Saturday, November 13, 2010

Across the Gloaming

It was a grey, chill November day here today in Our Little Town, the first day that’s felt like fall in a while.

Most of this week has been in the 70s, in fact, making it feel more like May than November. Boy, it’s a good thing that Global Climate Change is a hoax, otherwise I’d be worried.

Wait, what?

I love these grey fall days when the leaves are turning and the air has a bit of a nip to it. Maybe it’s being an academic and living in a world where the year begins in the fall and everything is fresh and new when everything is fading and brown. Maybe it’s the fact that I can finally drink my tea without breaking a sweat. Maybe it’s just the quieting down of the year, after the frantic activity of the summer.

And maybe it’s the bagpipes.

I always think of bagpipes on grey November days.

When I was a kid, the church I went to had a Holiday Fair every November. It was our big fundraiser. There’d be booths set up in the Parish Hall selling all sorts of things (except the one booth that sold cheeses and sausages – for some reason the guy who ran that booth always made sure to sell out his supply ahead of time so all he had to do was wait for people to pick up their orders, and nobody could ever convince him to order more for walk-in customers) and a midway down in the basement, and special dinners both nights – spaghetti on Friday and roast beef on Saturday.

I was always on clean-up for the dinners, so even when I hadn’t spent the day down at the Fair I still had to get there by around 4pm, which was getting dark at that time of year.

One year when I was around 14 or 15 I set out on foot to get to the church for my clean-up shift. It wasn’t a bad walk, really – maybe three-quarters of a mile or so, and the route took me past one of the neighborhood parks, which had a good-sized creek burbling through it. This particular year as I approached the park I heard the sharp sound of bagpipes carrying through the gathering gloom.

It was a chilly afternoon, with a fading grey light that still held the bare limbs of the trees, and the pipes called over the creek and escorted me on my way, at once lonely and beautiful.

You remember a moment like that.

My friend Bob and I later tracked the piper down. He struck us as an old guy then, though I doubt he was much older than I am now. He was learning the bagpipes and his wife had exiled him from the house for his practice sessions, a not unreasonable demand when you think about it.
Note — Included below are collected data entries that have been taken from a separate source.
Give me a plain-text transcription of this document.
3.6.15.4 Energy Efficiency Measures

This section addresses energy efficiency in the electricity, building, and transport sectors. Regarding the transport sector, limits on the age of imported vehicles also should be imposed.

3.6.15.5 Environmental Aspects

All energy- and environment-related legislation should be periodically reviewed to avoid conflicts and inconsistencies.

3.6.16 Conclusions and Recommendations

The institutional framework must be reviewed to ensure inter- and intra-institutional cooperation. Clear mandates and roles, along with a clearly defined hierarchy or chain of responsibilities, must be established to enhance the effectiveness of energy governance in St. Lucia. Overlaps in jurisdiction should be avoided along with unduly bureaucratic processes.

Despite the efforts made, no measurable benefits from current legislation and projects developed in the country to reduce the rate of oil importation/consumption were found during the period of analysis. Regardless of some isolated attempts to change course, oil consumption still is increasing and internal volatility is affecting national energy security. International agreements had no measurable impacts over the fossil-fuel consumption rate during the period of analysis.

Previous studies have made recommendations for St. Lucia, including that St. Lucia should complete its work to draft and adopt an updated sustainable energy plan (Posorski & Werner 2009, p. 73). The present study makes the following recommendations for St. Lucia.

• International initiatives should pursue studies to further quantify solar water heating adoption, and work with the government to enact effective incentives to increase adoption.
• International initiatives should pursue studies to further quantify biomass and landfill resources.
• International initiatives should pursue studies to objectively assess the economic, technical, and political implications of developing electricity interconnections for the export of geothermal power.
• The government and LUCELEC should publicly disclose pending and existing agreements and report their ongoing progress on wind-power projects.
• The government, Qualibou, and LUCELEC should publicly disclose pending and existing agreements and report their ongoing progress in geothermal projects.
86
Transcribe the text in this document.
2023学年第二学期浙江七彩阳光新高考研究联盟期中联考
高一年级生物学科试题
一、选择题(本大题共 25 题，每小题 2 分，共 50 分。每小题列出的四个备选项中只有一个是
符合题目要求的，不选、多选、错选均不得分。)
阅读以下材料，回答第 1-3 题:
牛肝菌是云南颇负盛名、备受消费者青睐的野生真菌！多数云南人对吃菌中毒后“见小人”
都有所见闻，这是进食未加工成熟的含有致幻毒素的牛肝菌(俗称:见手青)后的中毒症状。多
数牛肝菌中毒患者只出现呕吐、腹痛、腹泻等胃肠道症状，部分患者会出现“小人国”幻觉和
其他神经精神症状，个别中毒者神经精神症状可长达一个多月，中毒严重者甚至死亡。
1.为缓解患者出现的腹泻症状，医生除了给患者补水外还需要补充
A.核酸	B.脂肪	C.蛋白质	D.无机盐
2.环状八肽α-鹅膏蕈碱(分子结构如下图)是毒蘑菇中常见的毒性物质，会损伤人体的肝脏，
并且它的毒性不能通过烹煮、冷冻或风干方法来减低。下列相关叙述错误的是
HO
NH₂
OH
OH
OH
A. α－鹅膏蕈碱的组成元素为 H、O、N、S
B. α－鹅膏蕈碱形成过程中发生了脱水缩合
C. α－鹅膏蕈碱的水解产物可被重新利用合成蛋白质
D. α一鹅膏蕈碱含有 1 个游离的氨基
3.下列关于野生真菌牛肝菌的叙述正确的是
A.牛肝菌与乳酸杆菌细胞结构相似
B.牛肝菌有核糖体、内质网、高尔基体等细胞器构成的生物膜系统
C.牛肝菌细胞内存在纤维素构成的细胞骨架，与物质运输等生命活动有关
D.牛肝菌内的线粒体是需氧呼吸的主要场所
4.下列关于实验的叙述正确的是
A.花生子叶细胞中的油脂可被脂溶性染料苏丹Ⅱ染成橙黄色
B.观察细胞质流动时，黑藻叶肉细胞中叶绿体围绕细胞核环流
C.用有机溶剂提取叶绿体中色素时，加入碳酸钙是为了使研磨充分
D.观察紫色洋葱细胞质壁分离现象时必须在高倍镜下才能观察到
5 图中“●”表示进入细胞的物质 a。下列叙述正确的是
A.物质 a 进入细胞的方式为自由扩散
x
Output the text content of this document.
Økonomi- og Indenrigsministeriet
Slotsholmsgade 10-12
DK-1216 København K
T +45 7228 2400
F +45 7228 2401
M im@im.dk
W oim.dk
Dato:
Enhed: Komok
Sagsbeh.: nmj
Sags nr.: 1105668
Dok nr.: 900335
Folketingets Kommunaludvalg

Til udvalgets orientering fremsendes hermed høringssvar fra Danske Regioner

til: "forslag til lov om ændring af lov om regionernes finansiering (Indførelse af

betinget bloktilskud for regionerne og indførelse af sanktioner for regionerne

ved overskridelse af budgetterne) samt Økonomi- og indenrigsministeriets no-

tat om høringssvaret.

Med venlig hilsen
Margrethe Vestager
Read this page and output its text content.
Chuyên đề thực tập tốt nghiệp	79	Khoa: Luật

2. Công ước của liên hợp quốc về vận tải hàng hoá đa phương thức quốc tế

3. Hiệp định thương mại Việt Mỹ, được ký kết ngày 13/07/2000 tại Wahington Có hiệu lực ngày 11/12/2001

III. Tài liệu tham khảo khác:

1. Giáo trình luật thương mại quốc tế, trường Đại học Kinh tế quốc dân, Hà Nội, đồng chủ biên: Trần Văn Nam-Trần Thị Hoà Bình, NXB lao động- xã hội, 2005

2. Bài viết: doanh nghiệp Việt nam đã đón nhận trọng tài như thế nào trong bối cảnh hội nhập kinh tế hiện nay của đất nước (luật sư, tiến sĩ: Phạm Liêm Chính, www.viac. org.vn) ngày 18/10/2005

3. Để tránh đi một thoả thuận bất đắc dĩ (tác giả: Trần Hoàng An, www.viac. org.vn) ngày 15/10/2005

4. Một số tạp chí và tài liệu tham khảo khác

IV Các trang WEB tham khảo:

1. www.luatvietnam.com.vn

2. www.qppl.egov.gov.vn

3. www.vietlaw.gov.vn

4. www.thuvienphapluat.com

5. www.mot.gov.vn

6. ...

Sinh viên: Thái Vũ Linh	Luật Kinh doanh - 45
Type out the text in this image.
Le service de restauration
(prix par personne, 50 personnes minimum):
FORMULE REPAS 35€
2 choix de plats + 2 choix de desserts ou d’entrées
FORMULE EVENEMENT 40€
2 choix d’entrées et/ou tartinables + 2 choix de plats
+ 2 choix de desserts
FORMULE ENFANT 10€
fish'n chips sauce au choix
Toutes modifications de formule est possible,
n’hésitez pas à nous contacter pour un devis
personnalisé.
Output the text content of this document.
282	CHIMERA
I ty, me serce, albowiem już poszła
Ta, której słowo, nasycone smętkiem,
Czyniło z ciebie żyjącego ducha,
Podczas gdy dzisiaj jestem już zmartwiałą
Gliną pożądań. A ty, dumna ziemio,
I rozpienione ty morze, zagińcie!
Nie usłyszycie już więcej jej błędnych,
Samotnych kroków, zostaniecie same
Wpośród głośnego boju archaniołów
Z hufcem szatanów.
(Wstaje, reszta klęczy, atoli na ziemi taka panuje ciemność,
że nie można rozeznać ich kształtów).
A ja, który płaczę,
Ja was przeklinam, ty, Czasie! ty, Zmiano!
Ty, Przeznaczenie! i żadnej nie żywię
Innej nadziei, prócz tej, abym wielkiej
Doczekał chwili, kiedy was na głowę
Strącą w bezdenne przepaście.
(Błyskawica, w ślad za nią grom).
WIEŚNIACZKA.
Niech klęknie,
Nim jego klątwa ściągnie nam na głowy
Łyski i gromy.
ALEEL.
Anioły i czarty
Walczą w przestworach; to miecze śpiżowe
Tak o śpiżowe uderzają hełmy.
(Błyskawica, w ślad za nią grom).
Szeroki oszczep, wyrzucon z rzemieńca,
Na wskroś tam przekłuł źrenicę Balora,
Remember the old Scottish proverb – “Lord save ye from a beginner on the pipes.”

I don’t know if that’s an actual Scottish proverb, but I’m guessing it should be.

Exiled but determined, he had found an isolated spot on the other side of the creek and would practice there from time to time, and it was just luck that I first heard him that crisp fall day.  I don't think we ever got his name, and we only found him the one time, several months after the Fair.

But I still think of him and his bagpipes, every November without fail.